NON C’E’ DUE SENZA TRE
C’è da spiegare che in realta’ i protagonisti dell’avventura sono 3, e piu’ precisamente il terzo protagonista è il videogiocatore(tu!) che fungera’ da vero ponte comunicativo tra Terry e lo scienziato. Il giovane adolescente infatti trovandosi distaccato da famiglia, amici su un pianeta sperduto e per di piu’ pieno di insidie sarebbe facile preda di varie bestie se non fosse per l’aiuto del caro buon vecchio scienziato che ci comunichera’ i passi da far combiere al giovane ragazzino in modo che esso possa raggiungere la navicella e, in futuro, svolgere missioni in vari dungeon per recuperare i cristalli necessari per il funzionamento della nave spaziale ormai distrutta dall’impatto devastante. Inizialmente l’avventura vedra’ terry equipaggiato con armi precarie quali bastoni e coltelli arrugginiti che verranno sostituiti da armi via via piu’ efficenti che renderanno l’esplorazione una scampagnata in un terreno minato. Ma oltre ad armi convenzionali Terry potra’ utilizzare delle specie di figure adesive da applicare con il pennino sul nemico nello stesso stile della carta moschicida (Una particolare variante d’attacco che ci riportera’ ai vecchi tempi con gli album della Panini). Un’altra capacita’ di Terry consisera’ nell’indossare abiti diversi per ricoprire ruoli alquanto stravaganti quale il mago elementare oppure il re pescatore. Certo è che ad ogni vestito indossato iniziera’ un vero e proprio minigioco che ci portera anche ad allentare la tensione di gioco con un piacevole diversivo! Il menu di Terry è veramente grande e dispone di ampissimi spazi per armi cibo e via dicendo.Inoltre le varianti di figure appiccicose aumenteranno al proseguire della storia!
ACTION-RPG
E’ sempre piu’ frequente l’unione di generi diversi per rendere l’esperienza di gioco piu’ dinamica e piacevole, anche in Contact avviene tutto cio’: il menu in pieno stile strategico(per la sua ampiezza) viene applicato con battaglie a “turni” che verranno decise dalla nostra belligeranza. Infatti di per se’ il nemico non tende ad attaccare ma sta a noi decidere se distruggere qualche animale. Per dare il via alla lotta basta toccare con la stilo la nostra futura vittima o carnefice tenendo sempre presente che un onorevole fuga puo’ essere cosa buona e giusta soprattutto all’inizio visto che ci troveremo con pochissimi HP degni di un ragazzino come Terry. I Dungeon che affronteremo saranno parecchi e viaggiando nel piccolo pianeta inospitale scopriremo che il nuovo mondo è abitato da esseri sociali simili agli uomini ai quali potremo relazionarci o rendeceli nemici compiedo atti immorali che porteranno Terry ad essere un vero e proprio teppistello.

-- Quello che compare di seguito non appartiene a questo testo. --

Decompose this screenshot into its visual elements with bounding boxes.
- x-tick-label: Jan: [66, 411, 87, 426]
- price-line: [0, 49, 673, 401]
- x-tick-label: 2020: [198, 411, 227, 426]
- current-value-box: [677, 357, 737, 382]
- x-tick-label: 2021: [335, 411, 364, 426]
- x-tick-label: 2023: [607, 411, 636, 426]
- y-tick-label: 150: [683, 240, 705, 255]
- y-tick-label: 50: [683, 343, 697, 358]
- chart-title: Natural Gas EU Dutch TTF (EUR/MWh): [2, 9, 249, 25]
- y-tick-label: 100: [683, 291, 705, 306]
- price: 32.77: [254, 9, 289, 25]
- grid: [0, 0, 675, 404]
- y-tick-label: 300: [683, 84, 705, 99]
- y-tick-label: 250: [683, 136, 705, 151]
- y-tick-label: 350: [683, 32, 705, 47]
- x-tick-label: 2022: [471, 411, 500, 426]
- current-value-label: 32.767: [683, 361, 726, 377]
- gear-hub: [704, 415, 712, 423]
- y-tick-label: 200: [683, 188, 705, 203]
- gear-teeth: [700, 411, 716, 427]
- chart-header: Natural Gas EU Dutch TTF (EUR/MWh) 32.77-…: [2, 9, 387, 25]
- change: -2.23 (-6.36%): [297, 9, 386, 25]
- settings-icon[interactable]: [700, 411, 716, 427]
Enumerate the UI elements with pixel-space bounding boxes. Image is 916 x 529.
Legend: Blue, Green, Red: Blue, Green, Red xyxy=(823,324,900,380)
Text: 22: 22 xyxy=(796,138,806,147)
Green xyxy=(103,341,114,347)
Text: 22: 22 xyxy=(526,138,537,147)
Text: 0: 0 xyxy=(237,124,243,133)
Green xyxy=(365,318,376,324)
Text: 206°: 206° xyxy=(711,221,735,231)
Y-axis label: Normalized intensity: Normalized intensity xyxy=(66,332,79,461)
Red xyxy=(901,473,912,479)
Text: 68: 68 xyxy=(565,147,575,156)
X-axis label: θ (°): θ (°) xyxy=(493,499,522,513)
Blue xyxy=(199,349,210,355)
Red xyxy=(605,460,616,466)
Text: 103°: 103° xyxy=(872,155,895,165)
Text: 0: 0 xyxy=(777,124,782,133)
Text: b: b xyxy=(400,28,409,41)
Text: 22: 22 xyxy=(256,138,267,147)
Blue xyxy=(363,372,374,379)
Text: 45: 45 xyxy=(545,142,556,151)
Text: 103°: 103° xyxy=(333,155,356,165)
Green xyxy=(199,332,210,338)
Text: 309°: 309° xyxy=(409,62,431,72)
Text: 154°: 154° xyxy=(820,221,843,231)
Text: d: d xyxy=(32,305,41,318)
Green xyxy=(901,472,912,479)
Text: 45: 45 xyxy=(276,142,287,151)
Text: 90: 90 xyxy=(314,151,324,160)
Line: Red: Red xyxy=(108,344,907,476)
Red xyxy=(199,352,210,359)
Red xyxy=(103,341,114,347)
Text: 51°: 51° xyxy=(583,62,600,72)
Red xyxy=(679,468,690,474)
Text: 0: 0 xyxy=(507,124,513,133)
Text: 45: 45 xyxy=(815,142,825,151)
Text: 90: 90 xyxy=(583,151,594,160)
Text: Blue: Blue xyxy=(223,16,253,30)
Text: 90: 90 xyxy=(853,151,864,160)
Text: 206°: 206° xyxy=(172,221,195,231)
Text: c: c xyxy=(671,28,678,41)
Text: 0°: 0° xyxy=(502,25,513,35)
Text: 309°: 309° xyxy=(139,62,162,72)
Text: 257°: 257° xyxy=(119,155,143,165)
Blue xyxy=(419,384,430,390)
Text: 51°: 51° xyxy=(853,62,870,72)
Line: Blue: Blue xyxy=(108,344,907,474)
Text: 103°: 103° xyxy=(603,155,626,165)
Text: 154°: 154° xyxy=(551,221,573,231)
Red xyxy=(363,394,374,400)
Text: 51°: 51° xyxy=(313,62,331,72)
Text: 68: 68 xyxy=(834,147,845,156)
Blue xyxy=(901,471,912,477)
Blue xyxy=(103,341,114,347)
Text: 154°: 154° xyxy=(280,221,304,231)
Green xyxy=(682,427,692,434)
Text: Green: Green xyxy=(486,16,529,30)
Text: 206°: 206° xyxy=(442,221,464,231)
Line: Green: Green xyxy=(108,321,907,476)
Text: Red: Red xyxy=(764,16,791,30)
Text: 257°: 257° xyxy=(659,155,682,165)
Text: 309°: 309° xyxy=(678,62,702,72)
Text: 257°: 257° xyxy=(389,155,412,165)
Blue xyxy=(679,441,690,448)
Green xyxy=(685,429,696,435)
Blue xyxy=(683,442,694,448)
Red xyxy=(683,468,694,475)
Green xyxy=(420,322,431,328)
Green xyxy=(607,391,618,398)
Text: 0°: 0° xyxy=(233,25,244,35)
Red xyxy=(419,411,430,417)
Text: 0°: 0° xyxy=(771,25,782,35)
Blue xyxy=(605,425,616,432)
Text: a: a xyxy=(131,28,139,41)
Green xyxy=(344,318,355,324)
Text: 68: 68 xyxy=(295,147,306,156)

Ma non tutti i mali vengono per nuocere dal momento che creandosi un “kharma” negativo sara’ possibile utilizzare alcune armi e oggetti prima non disponibili a causa della troppa bonarieta’. Insomma sembra proprio che la nostra coscienza possa condurci a diverse strade e stili di vita che andranno’ a ripercuotersi inevitabilmente sullo svolgimento della missione. Il Gioco inoltre prevede una modalita’ wi-fi dove sara’ possibile incontrare i nostri amici per chiaccherare e scambiare oggetti.
CONCLUSIONI
Che dire… Contact è un bellissimo gioco, fuori dai canoni e per la prima volta il giocatore puo’ sentirsi parte integrante dell’azione rendendo i confini tra videogioco e realta’ sfumati. Lo stile grafico di certo non fa gridare ma di certo la commistione tra 2D e 3D risulta sempre piu’ spesso una linea di demarcazione per evidenziare due diverse realta’ che in un solo colpo si presentano sui due schermi del nostro DS. Terry è tridimensionale mentre lo scienziato è una figura piana ma, nonostante questa diversita’, il gioco crea un dualismo grafico che risulta piacevole alla vista. Ricordiamoci pero’ che la grafica non è tutto, è solo una variante che influenza relativamente il voto del gioco. Contact è il gioco dell’interazione personale.